The confusion matrix provides us with a lot of information. Let’s dissect it:

  • The accuracy is about 75%. This number represents the sum of correctly classified emails (true positives and true negatives) divided by the total number of emails.
  • The sensitivity measures a test’s ability to identify positive results. Also referred to as power, true positive rate, recall, or probability of detection. It is computed as 1 - false positive rate (alpha).
  • The specificity measures a test’s ability to identify negative results. Also called true negative rate. It is computed as 1 - false negative rate (beta).
  • In this case, the positive class is spam as those are the emails we are trying to detect.

Evaluating our predictions based on the descriptions above, we can say that while our model will correctly classify 75% of the easy_ham_2 and spam_2 corpora, its ability to detect positive results (sensitivity) is only 0.5240. The model does well in correctly identifying negative results (specificity) at 0.9792.

## Confusion Matrix and Statistics
## 
##           Actual
## Prediction  ham spam
##       ham  1367  663
##       spam   29  730
##                                           
##                Accuracy : 0.7519          
##                  95% CI : (0.7354, 0.7678)
##     No Information Rate : 0.5005          
##     P-Value [Acc > NIR] : < 2.2e-16       
##                                           
##                   Kappa : 0.5035          
##                                           
##  Mcnemar's Test P-Value : < 2.2e-16       
##                                           
##             Sensitivity : 0.5240          
##             Specificity : 0.9792          
##          Pos Pred Value : 0.9618          
##          Neg Pred Value : 0.6734          
##              Prevalence : 0.4995          
##          Detection Rate : 0.2617          
##    Detection Prevalence : 0.2721          
##       Balanced Accuracy : 0.7516          
##                                           
##        'Positive' Class : spam            
## 

All the functionality above is encapsulated in the model function which will be applied to the different datasets.

Results and Analysis

We assemble the different testing data and summarize the resuls of the various models.
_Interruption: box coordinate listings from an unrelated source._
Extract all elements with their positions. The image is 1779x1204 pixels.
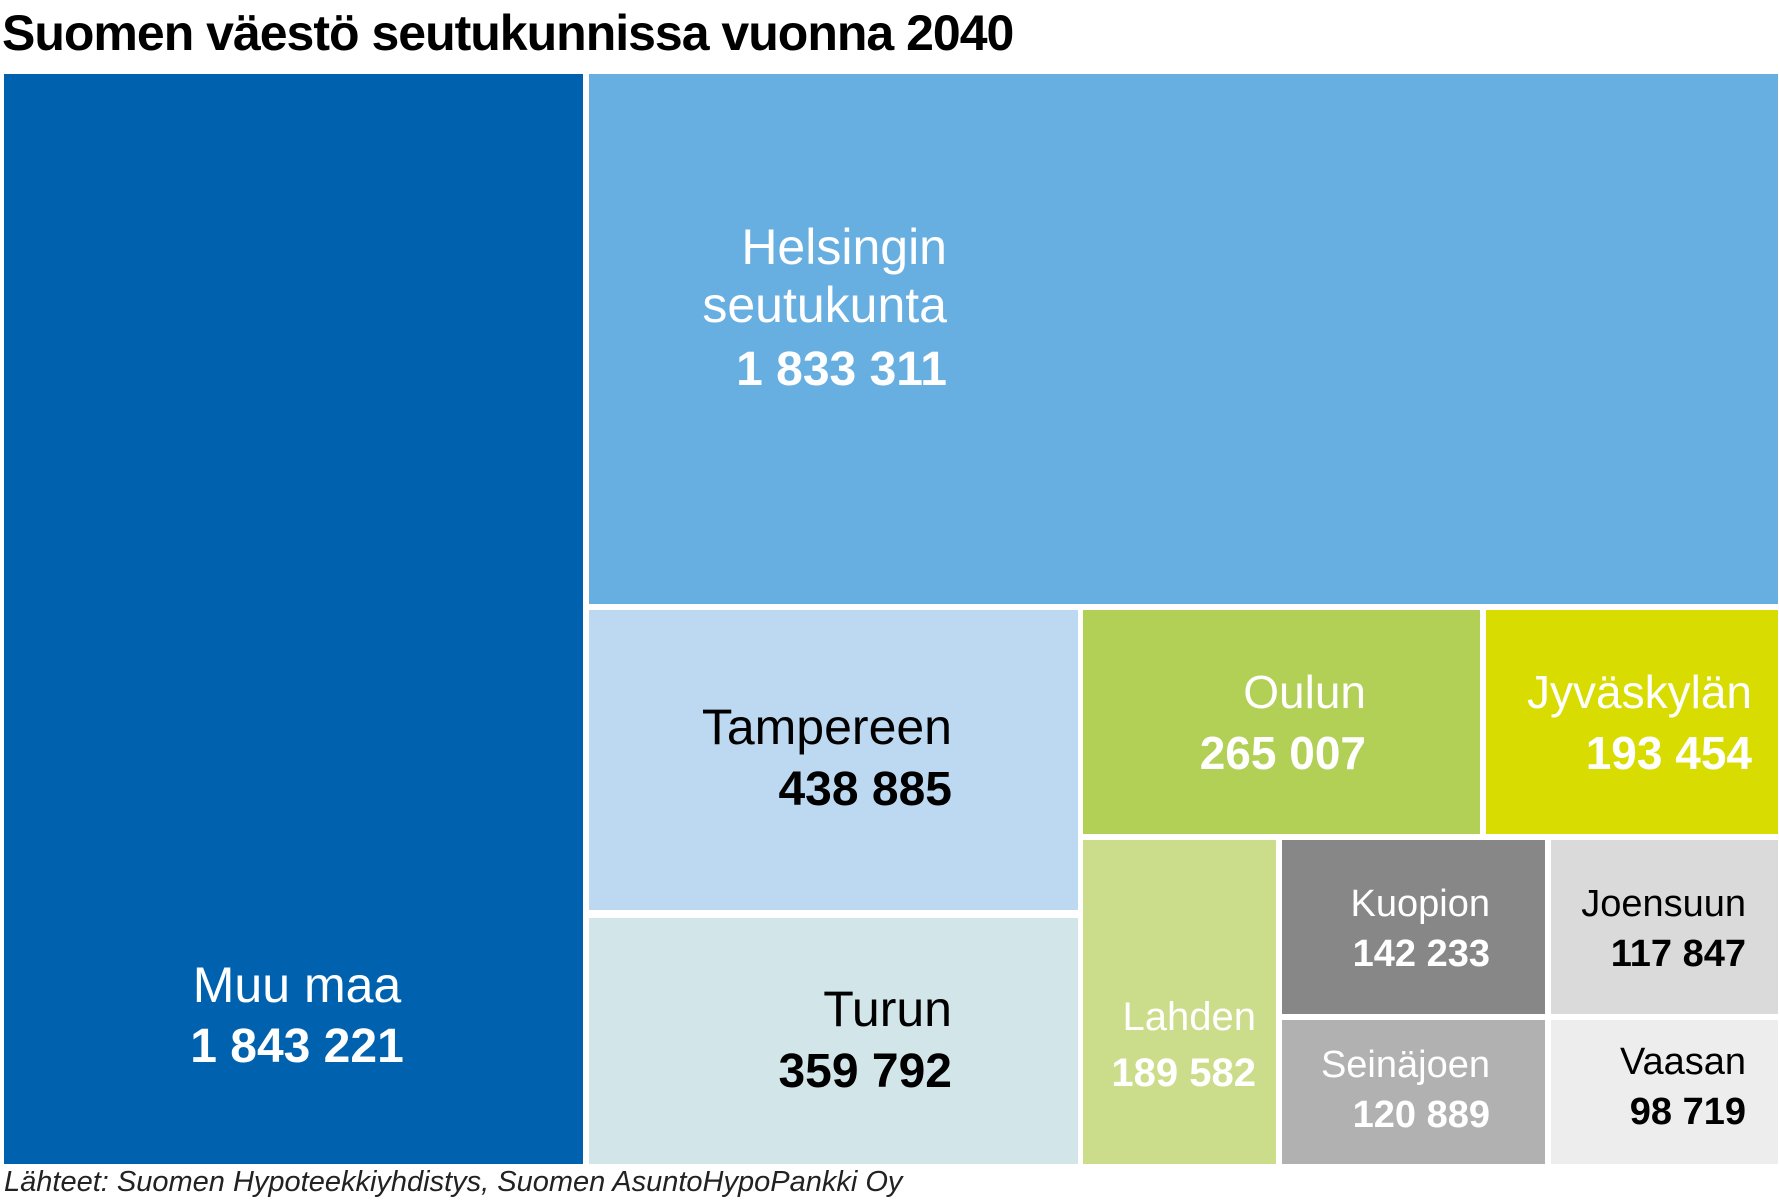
- tile-rect-vaasan: [1551, 1020, 1778, 1164]
- tile-kuopion: Kuopion 142 233: [1282, 840, 1545, 1014]
- chart-title: Suomen väestö seutukunnissa vuonna 2040: [2, 5, 1014, 61]
- tile-value-tampereen: 438 885: [778, 763, 952, 816]
- tile-rect-turun: [589, 918, 1078, 1164]
- tile-label-muu-maa: Muu maa: [193, 957, 402, 1013]
- tile-value-lahden: 189 582: [1111, 1051, 1256, 1095]
- tile-lahden: Lahden 189 582: [1083, 840, 1276, 1164]
- tile-rect-helsingin-seutukunta: [589, 74, 1778, 604]
- tile-value-turun: 359 792: [778, 1045, 952, 1098]
- tile-rect-kuopion: [1282, 840, 1545, 1014]
- tile-rect-oulun: [1083, 610, 1480, 834]
- tile-value-kuopion: 142 233: [1353, 933, 1490, 975]
- tile-label-vaasan: Vaasan: [1620, 1041, 1746, 1083]
- tile-vaasan: Vaasan 98 719: [1551, 1020, 1778, 1164]
- tile-label-tampereen: Tampereen: [702, 699, 952, 755]
- tile-value-seinajoen: 120 889: [1353, 1094, 1490, 1136]
- tile-rect-lahden: [1083, 840, 1276, 1164]
- tile-label-turun: Turun: [823, 981, 952, 1037]
- tile-oulun: Oulun 265 007: [1083, 610, 1480, 834]
- tile-label-lahden: Lahden: [1123, 995, 1256, 1039]
- tile-label-helsingin-seutukunta-1: Helsingin: [741, 219, 947, 275]
- tile-label-oulun: Oulun: [1243, 666, 1366, 718]
- tile-turun: Turun 359 792: [589, 918, 1078, 1164]
- tile-rect-muu-maa: [4, 74, 583, 1164]
- tile-rect-tampereen: [589, 610, 1078, 910]
- tile-label-kuopion: Kuopion: [1351, 883, 1490, 925]
- tile-value-vaasan: 98 719: [1630, 1091, 1746, 1133]
- tile-seinajoen: Seinäjoen 120 889: [1282, 1020, 1545, 1164]
- tile-label-joensuun: Joensuun: [1581, 883, 1746, 925]
- source-note: Lähteet: Suomen Hypoteekkiyhdistys, Suom…: [4, 1166, 903, 1198]
- tile-value-joensuun: 117 847: [1611, 933, 1746, 975]
- tile-value-jyvaskylan: 193 454: [1586, 727, 1753, 779]
- tile-label-seinajoen: Seinäjoen: [1321, 1044, 1490, 1086]
- tile-tampereen: Tampereen 438 885: [589, 610, 1078, 910]
- tile-rect-seinajoen: [1282, 1020, 1545, 1164]
- tile-jyvaskylan: Jyväskylän 193 454: [1486, 610, 1778, 834]
- tile-value-oulun: 265 007: [1200, 727, 1366, 779]
- tile-rect-joensuun: [1551, 840, 1778, 1014]
- tile-value-helsingin-seutukunta: 1 833 311: [736, 343, 947, 396]
- tile-joensuun: Joensuun 117 847: [1551, 840, 1778, 1014]
- tile-value-muu-maa: 1 843 221: [190, 1020, 404, 1073]
- tile-rect-jyvaskylan: [1486, 610, 1778, 834]
- tile-muu-maa: Muu maa 1 843 221: [4, 74, 583, 1164]
- tile-label-jyvaskylan: Jyväskylän: [1527, 666, 1752, 718]
- tile-label-helsingin-seutukunta-2: seutukunta: [702, 277, 947, 333]
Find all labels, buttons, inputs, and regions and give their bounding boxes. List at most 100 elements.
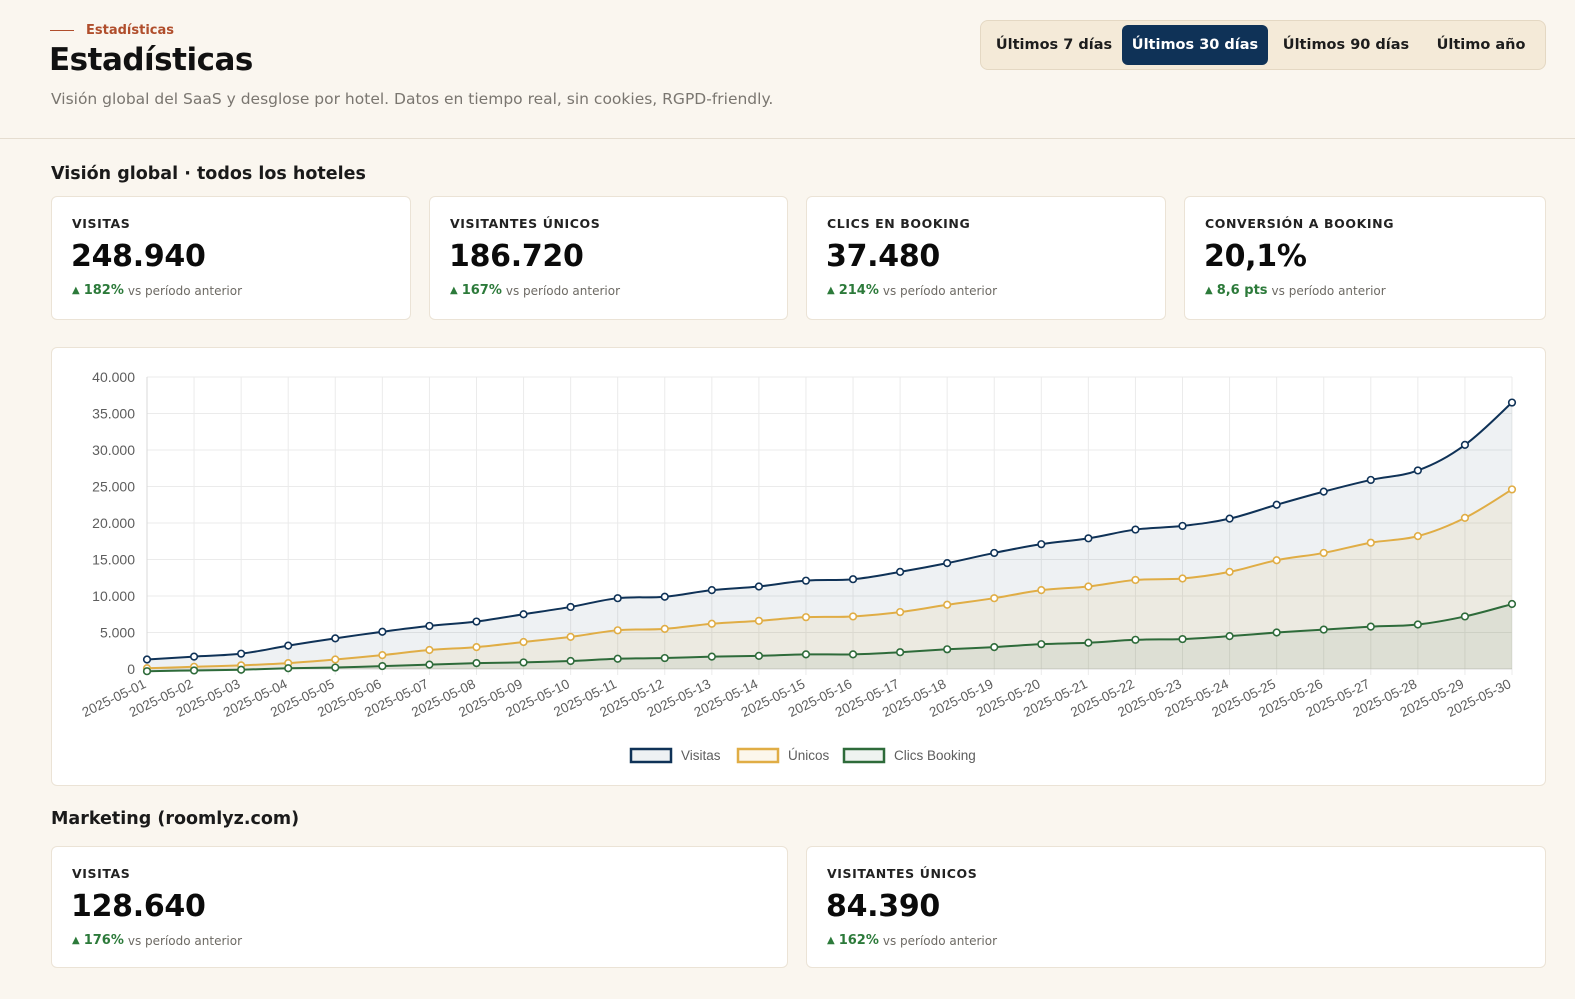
data-point	[1272, 500, 1281, 509]
trend-up-icon: ▲	[72, 935, 80, 946]
global-section-title: Visión global · todos los hoteles	[51, 164, 366, 184]
data-point	[707, 619, 716, 628]
range-year-button[interactable]: Último año	[1436, 37, 1526, 53]
kpi-delta: ▲ 167% vs período anterior	[450, 283, 620, 298]
kpi-delta: ▲ 182% vs período anterior	[72, 283, 242, 298]
data-point	[1319, 548, 1328, 558]
kpi-card-booking-clicks: CLICS EN BOOKING 37.480 ▲ 214% vs períod…	[806, 196, 1166, 320]
kpi-card-unique-visitors: VISITANTES ÚNICOS 186.720 ▲ 167% vs perí…	[429, 196, 788, 320]
data-point	[943, 645, 952, 654]
kpi-delta: ▲ 162% vs período anterior	[827, 933, 997, 948]
data-point	[1084, 638, 1093, 647]
trend-chart[interactable]: 0 5.000 10.000 15.000 20.000 25.000 30.000 35.0…	[52, 348, 1547, 787]
kpi-value: 128.640	[71, 889, 206, 924]
legend-swatch	[842, 747, 886, 764]
data-point	[660, 592, 669, 601]
series-area	[147, 604, 1512, 672]
page-title: Estadísticas	[49, 42, 253, 78]
data-point	[284, 664, 293, 673]
data-point	[472, 617, 481, 626]
marketing-kpi-card-visits: VISITAS 128.640 ▲ 176% vs período anteri…	[51, 846, 788, 968]
data-point	[566, 656, 575, 666]
series-area	[147, 402, 1512, 669]
data-point	[425, 660, 434, 669]
kpi-label: CONVERSIÓN A BOOKING	[1205, 216, 1395, 231]
data-point	[189, 652, 199, 661]
legend-label: Únicos	[788, 748, 830, 763]
breadcrumb-label[interactable]: Estadísticas	[86, 23, 174, 38]
kpi-delta-note: vs período anterior	[1271, 283, 1386, 298]
data-point	[1366, 622, 1375, 631]
breadcrumb: Estadísticas	[50, 23, 174, 38]
data-point	[1319, 487, 1328, 496]
trend-chart-card: 0 5.000 10.000 15.000 20.000 25.000 30.000 35.0…	[51, 347, 1546, 786]
data-point	[801, 613, 811, 622]
page-subtitle: Visión global del SaaS y desglose por ho…	[51, 90, 774, 108]
data-point	[707, 586, 716, 595]
breadcrumb-divider	[50, 30, 74, 31]
kpi-delta-note: vs período anterior	[505, 283, 621, 298]
data-point	[1131, 635, 1140, 644]
data-point	[1413, 532, 1422, 541]
data-point	[1507, 485, 1517, 494]
y-tick-label: 10.000	[92, 588, 135, 604]
data-point	[142, 667, 152, 676]
kpi-delta-value: 214%	[838, 283, 879, 298]
data-point	[990, 594, 999, 603]
kpi-delta: ▲ 214% vs período anterior	[827, 283, 997, 298]
data-point	[566, 602, 575, 612]
data-point	[189, 666, 199, 675]
data-point	[237, 649, 246, 658]
trend-up-icon: ▲	[1205, 285, 1213, 296]
y-tick-label: 40.000	[92, 369, 135, 385]
kpi-delta-value: 167%	[461, 283, 502, 298]
kpi-delta-value: 182%	[83, 283, 124, 298]
data-point	[237, 665, 246, 674]
trend-up-icon: ▲	[72, 285, 80, 296]
data-point	[613, 626, 622, 635]
date-range-selector: Últimos 7 días Últimos 30 días Últimos 9…	[980, 20, 1546, 70]
data-point	[378, 661, 387, 671]
data-point	[896, 648, 905, 657]
data-point	[284, 641, 293, 650]
y-tick-label: 35.000	[92, 406, 135, 422]
data-point	[1037, 640, 1046, 649]
kpi-label: VISITAS	[72, 216, 131, 231]
marketing-kpi-card-unique-visitors: VISITANTES ÚNICOS 84.390 ▲ 162% vs perío…	[806, 846, 1546, 968]
data-point	[1178, 574, 1187, 583]
data-point	[1507, 599, 1517, 609]
kpi-label: VISITANTES ÚNICOS	[827, 866, 978, 881]
range-90-days-button[interactable]: Últimos 90 días	[1282, 37, 1410, 53]
kpi-delta-value: 8,6 pts	[1216, 283, 1268, 298]
kpi-value: 186.720	[449, 239, 584, 274]
data-point	[142, 655, 152, 664]
data-point	[1084, 582, 1093, 591]
range-7-days-button[interactable]: Últimos 7 días	[995, 37, 1113, 53]
series-line	[146, 488, 1513, 670]
y-tick-label: 30.000	[92, 442, 135, 458]
data-point	[896, 567, 905, 577]
data-point	[1366, 538, 1375, 547]
data-point	[1413, 466, 1422, 475]
kpi-value: 37.480	[826, 239, 940, 274]
kpi-label: VISITANTES ÚNICOS	[450, 216, 601, 231]
range-30-days-button[interactable]: Últimos 30 días	[1122, 25, 1268, 65]
data-point	[848, 575, 858, 584]
data-point	[566, 632, 575, 641]
data-point	[1460, 612, 1470, 621]
series-area	[147, 489, 1512, 669]
data-point	[660, 653, 669, 663]
data-point	[613, 654, 622, 663]
kpi-delta: ▲ 176% vs período anterior	[72, 933, 242, 948]
data-point	[1178, 634, 1187, 644]
data-point	[754, 651, 763, 660]
data-point	[378, 627, 387, 636]
data-point	[1178, 521, 1187, 531]
data-point	[425, 621, 434, 631]
kpi-delta-value: 162%	[838, 933, 879, 948]
data-point	[1131, 575, 1140, 585]
data-point	[754, 616, 763, 625]
data-point	[943, 559, 952, 568]
kpi-delta-value: 176%	[83, 933, 124, 948]
data-point	[801, 576, 811, 585]
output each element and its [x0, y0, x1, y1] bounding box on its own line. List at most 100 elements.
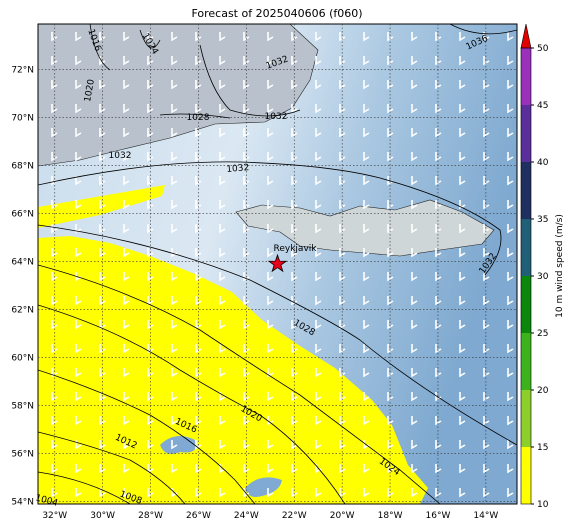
y-tick-label: 58°N — [11, 402, 34, 412]
wind-barb — [411, 368, 418, 378]
wind-barb — [147, 344, 154, 354]
wind-barb — [315, 80, 322, 90]
wind-barb — [147, 392, 154, 402]
wind-barb — [459, 272, 466, 282]
wind-barb — [363, 128, 370, 138]
wind-barb — [507, 416, 514, 426]
wind-barb — [483, 32, 490, 42]
wind-barb — [267, 200, 274, 210]
wind-barb — [243, 200, 250, 210]
wind-barb — [435, 104, 442, 114]
wind-barb — [387, 440, 394, 450]
wind-barb — [267, 128, 274, 138]
wind-barb — [315, 128, 322, 138]
wind-barb — [363, 32, 370, 42]
wind-barb — [123, 488, 130, 498]
isobar — [38, 264, 441, 504]
wind-barb — [123, 368, 130, 378]
wind-barb — [75, 80, 82, 90]
wind-barb — [147, 176, 154, 186]
wind-barb — [387, 344, 394, 354]
wind-barb — [75, 296, 82, 306]
wind-barb — [171, 200, 178, 210]
wind-barb — [483, 80, 490, 90]
wind-barb — [243, 320, 250, 330]
x-tick-label: 26°W — [186, 511, 211, 521]
wind-barb — [267, 488, 274, 498]
wind-barb — [243, 440, 250, 450]
wind-barb — [123, 344, 130, 354]
wind-barb — [99, 224, 106, 234]
wind-barb — [291, 176, 298, 186]
wind-barb — [339, 56, 346, 66]
wind-barb — [99, 32, 106, 42]
colorbar-tick-label: 25 — [537, 329, 548, 339]
wind-barb — [243, 296, 250, 306]
wind-barb — [123, 320, 130, 330]
wind-barb — [315, 272, 322, 282]
wind-barb — [363, 416, 370, 426]
wind-barb — [339, 32, 346, 42]
wind-barb — [291, 128, 298, 138]
contour-label: 1032 — [109, 151, 132, 161]
iceland — [235, 199, 495, 257]
wind-barb — [483, 56, 490, 66]
wind-barb — [267, 416, 274, 426]
wind-barb — [315, 200, 322, 210]
wind-barb — [171, 176, 178, 186]
wind-barb — [51, 464, 58, 474]
wind-barb — [315, 392, 322, 402]
wind-barb — [291, 320, 298, 330]
wind-barb — [435, 224, 442, 234]
wind-barb — [219, 56, 226, 66]
contour-label: 1020 — [83, 78, 97, 103]
wind-barb — [243, 416, 250, 426]
wind-barb — [507, 368, 514, 378]
wind-barb — [363, 80, 370, 90]
wind-barb — [123, 32, 130, 42]
wind-barb — [99, 104, 106, 114]
wind-barb — [219, 152, 226, 162]
wind-barb — [411, 224, 418, 234]
wind-barb — [267, 464, 274, 474]
x-tick-label: 32°W — [42, 511, 67, 521]
wind-barb — [363, 320, 370, 330]
city-marker — [267, 253, 288, 273]
wind-barb — [123, 464, 130, 474]
wind-barb — [483, 176, 490, 186]
wind-barb — [483, 152, 490, 162]
wind-barb — [147, 200, 154, 210]
wind-barb — [483, 128, 490, 138]
wind-barb — [483, 488, 490, 498]
wind-barb — [459, 344, 466, 354]
wind-barb — [195, 368, 202, 378]
wind-barb — [195, 128, 202, 138]
wind-barb — [195, 488, 202, 498]
wind-barb — [267, 248, 274, 258]
wind-barb — [507, 248, 514, 258]
wind-barb — [219, 464, 226, 474]
wind-barb — [219, 104, 226, 114]
wind-barb — [51, 176, 58, 186]
wind-barb — [99, 392, 106, 402]
wind-barb — [171, 320, 178, 330]
colorbar-tick-label: 15 — [537, 443, 548, 453]
wind-barb — [387, 152, 394, 162]
wind-barb — [75, 128, 82, 138]
isobar — [38, 471, 131, 504]
colorbar-segment — [521, 219, 531, 276]
x-tick-label: 16°W — [426, 511, 451, 521]
wind-barb — [75, 272, 82, 282]
wind-barb — [483, 200, 490, 210]
wind-barb — [291, 200, 298, 210]
wind-barb — [243, 224, 250, 234]
wind-barb — [171, 440, 178, 450]
wind-barb — [171, 272, 178, 282]
wind-barb — [363, 296, 370, 306]
sea-patch — [160, 436, 196, 454]
wind-barb — [219, 392, 226, 402]
wind-barb — [507, 488, 514, 498]
wind-barb — [411, 200, 418, 210]
wind-barb — [411, 56, 418, 66]
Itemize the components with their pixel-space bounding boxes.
The in-sample accuracy (first row) was nearly 90%. What these different results show us is that the spam emails across datasets get correctly classified about 50% of the time. This is not a great success rate and suggests room for improvement. We also notice that the model’s ability to correctly identify ham emails was heavily impacted by the hard_ham set which brought down the specificity from greater than 0.97 to 0.43. As a results, accuracy also degrades.

Testing Results
train.ham train.spam test.ham test.spam accuracy sensitivity specificity
easy_ham spam easy_ham spam 0.9021849 0.4829659 0.9866721
easy_ham spam easy_ham_2 spam_2 0.7518824 0.5240488 0.9792264
easy_ham spam hard_ham spam_2 0.4729154 0.4802584 0.4320000

Conclusion

This simple Naive Bayes model does a decent job of identifying non-spam emails correctly but its performance is affected when the complexity of the ham emails is increased. The model’s ability to identify spam emails does not suffer much but it remains low. In order to improve this model and this project overall, we can consider the following:

  • Additional filtering of training data (stemming, remove punctuation, etc.)
  • Equalizing the number of training instances by sampling so that spam and ham emails are represented equally.
  • Changing the bounds on most frequent words from 100 to more or less words. This will impact the complexity of the model and run time.
  • Cross-validation of training data.
  • Using different models for performance comparisons (logistic regression, SVM, random forest, etc.).